As a British citizen who spent 11 years living in France and who benefitted from a rigorous French education at the Lycée Français Charles de Gaulle in London, I felt moved that the city of my birth was awarded the Légion d’Honneur this week by the French president.
On the 80th anniversary of ‘Appel du 18 juin’ (as de Gaulle’s famous call-to-arms against Hitler’s occupation of his country is known), Emmanuel Macron came to honour the place from which that call was made. He was greeted by Prince Charles and by Camilla, Duchess of Cornwall.
In the afternoon, he met with British Prime Minister Boris Johnson, and spoke for ten minutes on the telephone to the Queen.

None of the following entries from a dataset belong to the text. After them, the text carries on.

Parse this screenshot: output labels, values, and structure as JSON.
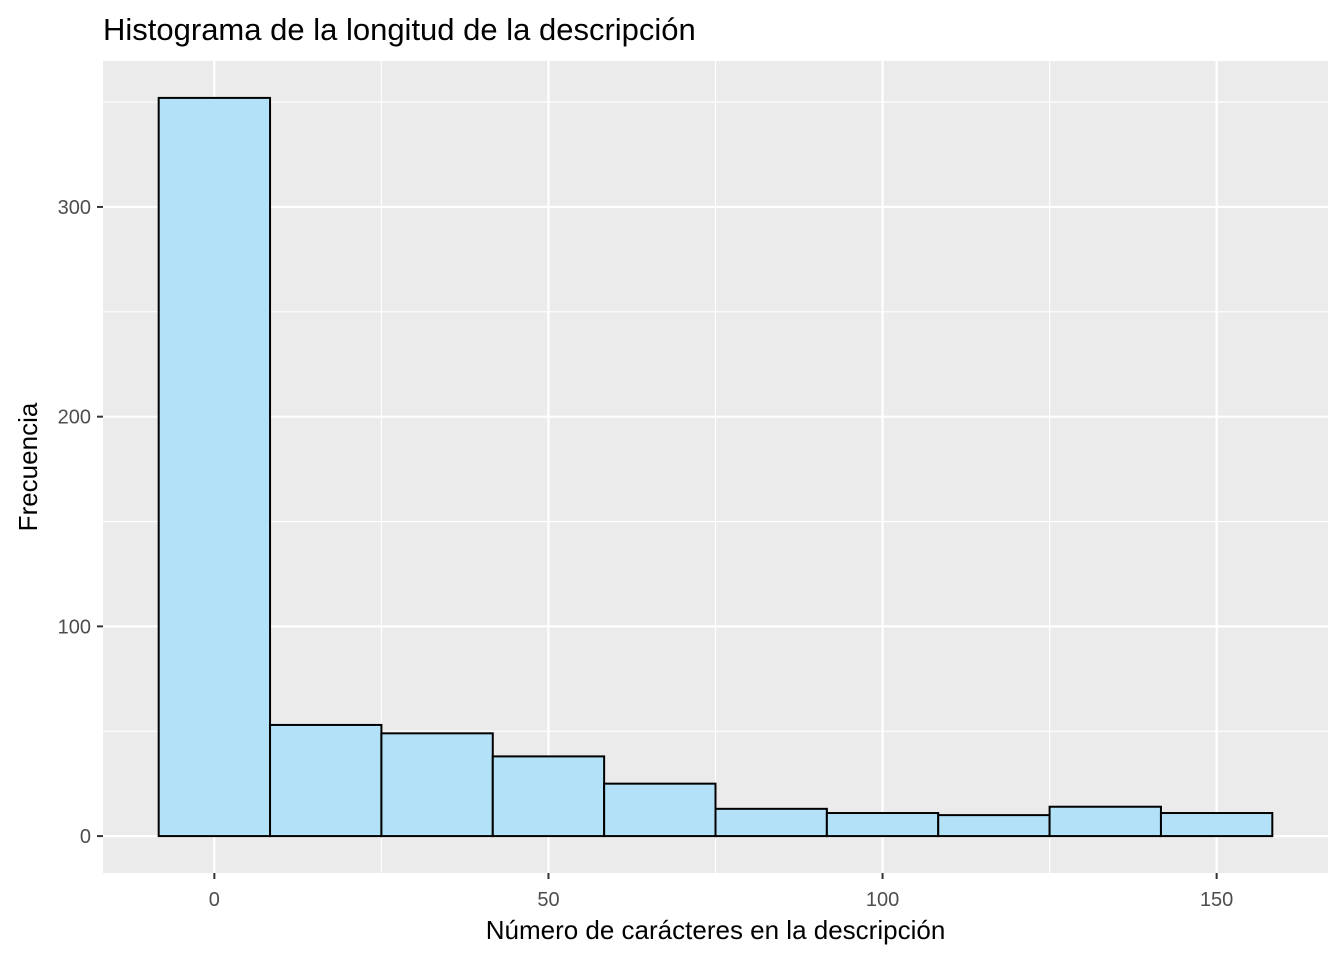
{
  "chart_data": {
    "type": "bar",
    "title": "Histograma de la longitud de la descripción",
    "xlabel": "Número de carácteres en la descripción",
    "ylabel": "Frecuencia",
    "bin_width": 16.667,
    "bins": [
      {
        "start": -8.333,
        "end": 8.333,
        "count": 352
      },
      {
        "start": 8.333,
        "end": 25.0,
        "count": 53
      },
      {
        "start": 25.0,
        "end": 41.667,
        "count": 49
      },
      {
        "start": 41.667,
        "end": 58.333,
        "count": 38
      },
      {
        "start": 58.333,
        "end": 75.0,
        "count": 25
      },
      {
        "start": 75.0,
        "end": 91.667,
        "count": 13
      },
      {
        "start": 91.667,
        "end": 108.333,
        "count": 11
      },
      {
        "start": 108.333,
        "end": 125.0,
        "count": 10
      },
      {
        "start": 125.0,
        "end": 141.667,
        "count": 14
      },
      {
        "start": 141.667,
        "end": 158.333,
        "count": 11
      }
    ],
    "xlim": [
      -16.667,
      166.667
    ],
    "ylim": [
      -17.6,
      369.6
    ],
    "x_ticks": [
      0,
      50,
      100,
      150
    ],
    "x_tick_labels": [
      "0",
      "50",
      "100",
      "150"
    ],
    "y_ticks": [
      0,
      100,
      200,
      300
    ],
    "y_tick_labels": [
      "0",
      "100",
      "200",
      "300"
    ],
    "x_minor_ticks": [
      25,
      75,
      125
    ],
    "y_minor_ticks": [
      50,
      150,
      250,
      350
    ],
    "grid": true,
    "legend": "none",
    "colors": {
      "panel": "#ebebeb",
      "grid": "#ffffff",
      "bar_fill": "#b3e1f8",
      "bar_outline": "#000000",
      "tick": "#333333"
    }
  }
}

In a speech in front of General de Gaulle’s statue at Carlton Gardens, Macron expressed infinite gratitude for the vital role that London had played in the hosting of the fledging forces of Free France, which enabled them to commence the fight against Nazi occupation during World War II.
‘Britain gave shelter to France,’ was how the French president put it (all divisive feelings stirred up by Brexit seemingly far from his mind).
Prince Charles returned the sentiment in perfect French, insisting that the people of France and Great Britain possessed a shared determination that must and will endure.
Celebrating the 18th of June 1940 in London on 18th June 2020 was also a way to rekindle - at least symbolically - the Franco-British ties strained by Britain’s costly exit from the European Union.
What was apparent was not division, but an ‘Entente Cordiale.’ The joint Red Arrows and Patrouille de France flypast which Mr Macron and Mr Johnson watched together, was certainly rousing.
It was obvious that both men were enjoying the spectacle. At the end of a video posted on The Telegraph’s Twitter Account, one could hear President Macron thanking Mr Johnson for this warm welcome.
As a firm believer in the great benefits and delights of learning foreign languages, I found it heartening to hear the Prince of Wales speaking in excellent French to Mr Macron. He finished his speech by saying: ‘Let us renew our links as neighbours, friends and allies and let us look towards the future.’
In Britain as in many places across Europe, this has been a month characterised by great battles over statues and their meanings, which were given impetus by the Black Lives Matter protests held around the world. Though Winston Churchill’s statue was the subject of protests and polarised polemic, President Macron’s pause at Charles de Gaulle’s statue went without controversy.
Both wartime figures became heroes in their own countries as well as across the Western world, for their significant contributions to defeating Hitler. But both men were seen as ardent - often ruthless colonialists - by diverse peoples who had to bear the yoke of imperial invasion, occupation and harsh colonial rule.
It took de Gaulle 18 years after his June 18, 1940 speech - which was broadcast by the BBC (but not recorded or preserved in its archive, as it was not thought significant enough) to make another and equally-significant speech addressed to the people of Algeria.
They had sacrificed a million of their number to rid themselves of French colonial rule. It was in 1958, that de Gaulle finally acknowledged that the twilight of colonialism was upon France and upon him personally. This long overdue acknowledgement led him to utter the now historic words to France’s subjugated Algerians: ‘Je vous ai compris’ (I have understood you).
These words were to mark the beginning of the end of France’s blood-soaked military presence in North Africa.
But Macron had come to celebrate his presidential predecessor in London, and highlight an entirely different moment in France’s history.